Now whatever (foo) and friends would've printed to STDOUT will instead go to foo.txt. I've found this somewhat useful at work lately.

Edit: better version via Graham Fawcett:

(defmacro redir [filename & body]
  `(binding [*out* (writer ~filename)] ~@body))
November 12, 2009 @ 1:23 PM PST
Cateogory: Programming
Tags: Clojure

Clojure ORM-ish stuff

Suppose I have this:

user> (def foo [{:id 1 :foo 123} {:id 2 :foo 456}])
user> (def bar [{:foo_id 1 :bar 111} {:foo_id 1 :bar 222}])

What I want is to "join" foo and bar so that each item in foo ends up with a sub-list of bars based on matching key fields.

In real life, these lists-of-hash-maps are coming out of a database via clojure.contrib.sql, so this is something I actually want to do pretty often. This is also vaguely similar to what you get out of a Rails-like ORM, where you end up with an object that has lists of sub-objects anywhere you have a one-to-many relationship.

Here's how I end up doing this in Clojure:

(defn one-to-many
  ([xs name ys f]
      (for [x xs :let [ys (filter (partial f x) ys)]]
        (assoc x name ys))))

Now I can do this:

user> (pprint (one-to-many foo :bars bar #(= (:id %1) (:foo_id %2))))
({:bars ({:foo_id 1, :bar 111} {:foo_id 1, :bar 222}), :id 1, :foo 123}
 {:bars (), :id 2, :foo 456})

And if I define a helper function:

(defn key=
  ([xkey ykey]
     #(= (xkey %1) (ykey %2))))

Then I can write it more concisely:

user> (pprint (one-to-many foo :bars bar (key= :id :foo_id)))
;; same as above

And if I have another "table" of data like this:

user> (def baz [{:foo_id 1 :baz 555} {:foo_id 2 :baz 999}])

Then I can join them all like this:

user> (pprint (-> foo
                  (one-to-many :bars bar (key= :id :foo_id))
                  (one-to-many :bazzes baz (key= :id :foo_id))))
({:bazzes ({:foo_id 1, :baz 555}),
  :bars ({:foo_id 1, :bar 111} {:foo_id 1, :bar 222}),
  :id 1,
  :foo 123}
 {:bazzes ({:foo_id 2, :baz 999}), :bars (), :id 2, :foo 456})

This is pretty concise. It may be possible to do it in an even more concise way, (if so, do share). If I was willing to adhere to some Rails-y naming convention for my table names and for the id fields in my tables, I could make this shorter by not having to specify the names of the id fields, but I don't want to go there. It's trivial to write similar functions for a one-to-one relationship, or to use a join-table to "join" two tables with a many-to-many relationship.
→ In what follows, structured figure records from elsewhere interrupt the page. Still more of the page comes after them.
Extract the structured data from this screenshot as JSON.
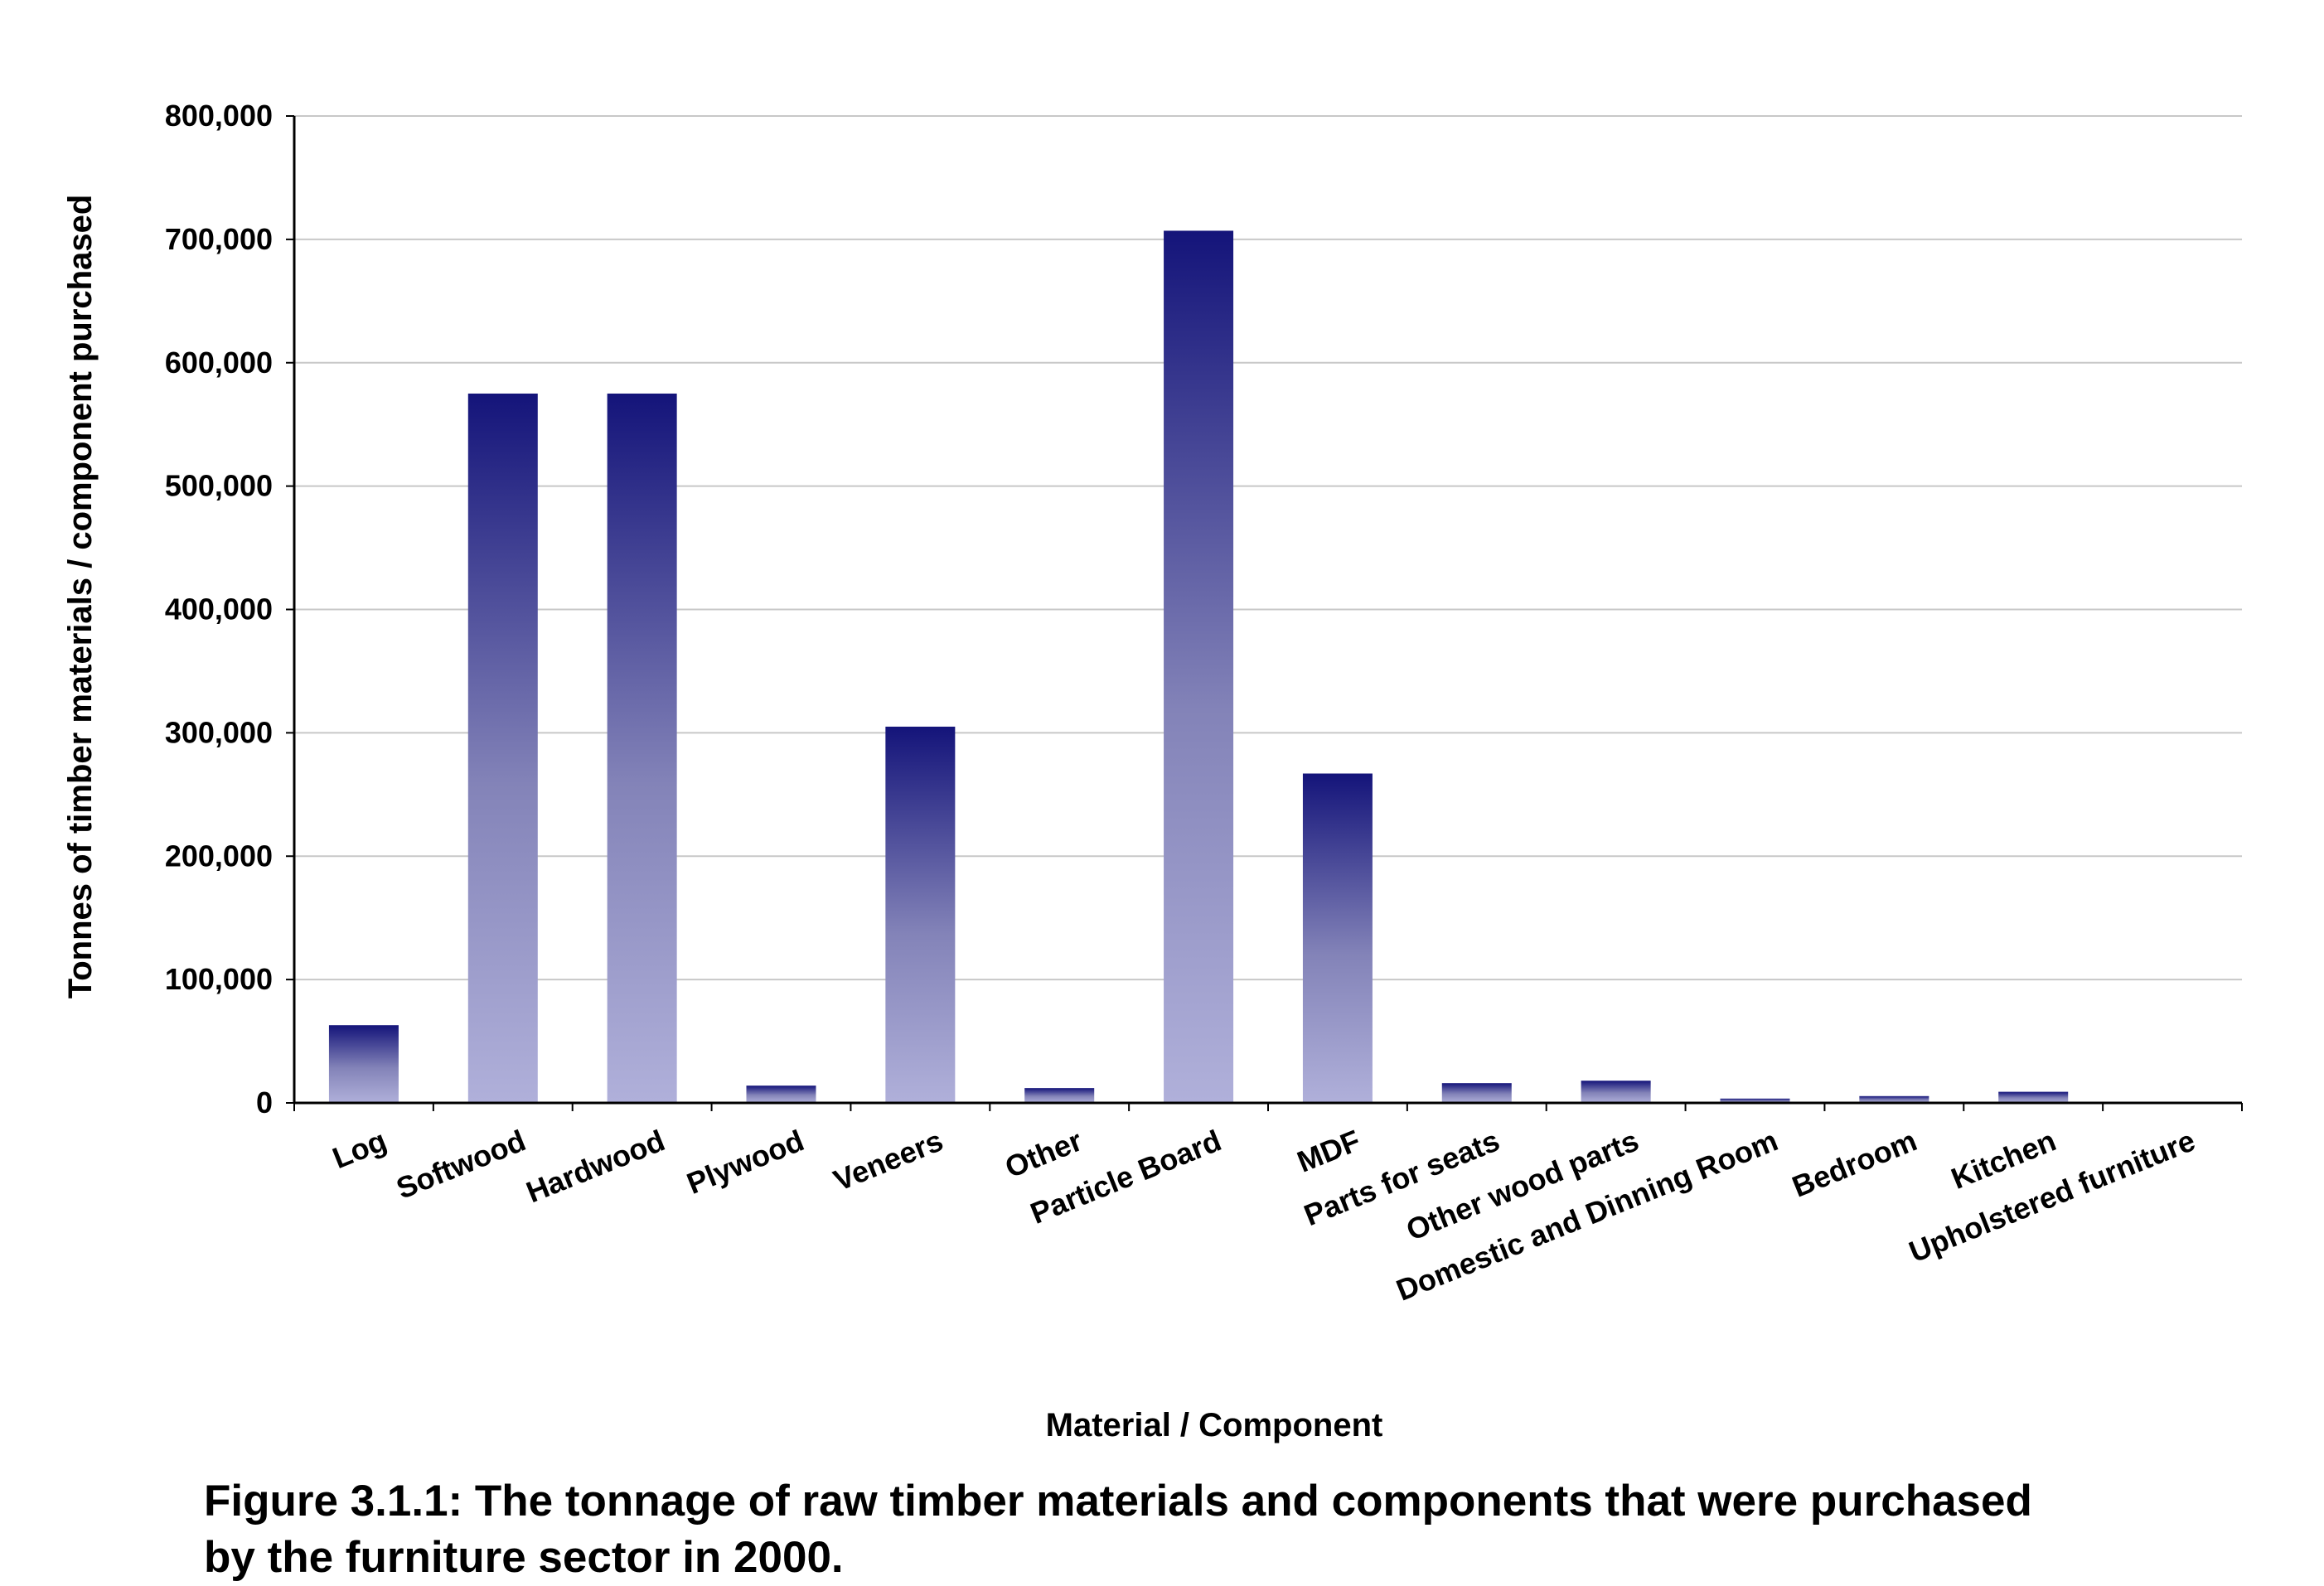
{
  "chart_data": {
    "type": "bar",
    "categories": [
      "Log",
      "Softwood",
      "Hardwood",
      "Plywood",
      "Veneers",
      "Other",
      "Particle Board",
      "MDF",
      "Parts for seats",
      "Other wood parts",
      "Domestic and Dinning Room",
      "Bedroom",
      "Kitchen",
      "Upholstered furniture"
    ],
    "values": [
      63000,
      575000,
      575000,
      14000,
      305000,
      12000,
      707000,
      267000,
      16000,
      18000,
      3500,
      5500,
      9000,
      0
    ],
    "title": "",
    "xlabel": "Material / Component",
    "ylabel": "Tonnes of timber materials / component purchased",
    "ylim": [
      0,
      800000
    ],
    "yticks": [
      0,
      100000,
      200000,
      300000,
      400000,
      500000,
      600000,
      700000,
      800000
    ],
    "ytick_labels": [
      "0",
      "100,000",
      "200,000",
      "300,000",
      "400,000",
      "500,000",
      "600,000",
      "700,000",
      "800,000"
    ],
    "grid": true,
    "colors": {
      "bar_top": "#14147a",
      "bar_bottom": "#b0b0da",
      "grid": "#c8c8c8",
      "axis": "#000000"
    }
  },
  "caption": {
    "line1": "Figure 3.1.1: The tonnage of raw timber materials and components that were purchased",
    "line2": "by the furniture sector in 2000."
  }
}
I am happily surprised sometimes by how simple it is to roll my own version of things that previously seemed like dark magic. I used Rails for a long time and it seemed like a crapload of code must have gone into making the ORM work. But four lines of code gets me 75% of what I ever needed Rails' ORM for.

This may be more thanks to me opening my eyes a bit than to Clojure being awesome, but either way, I'll take it.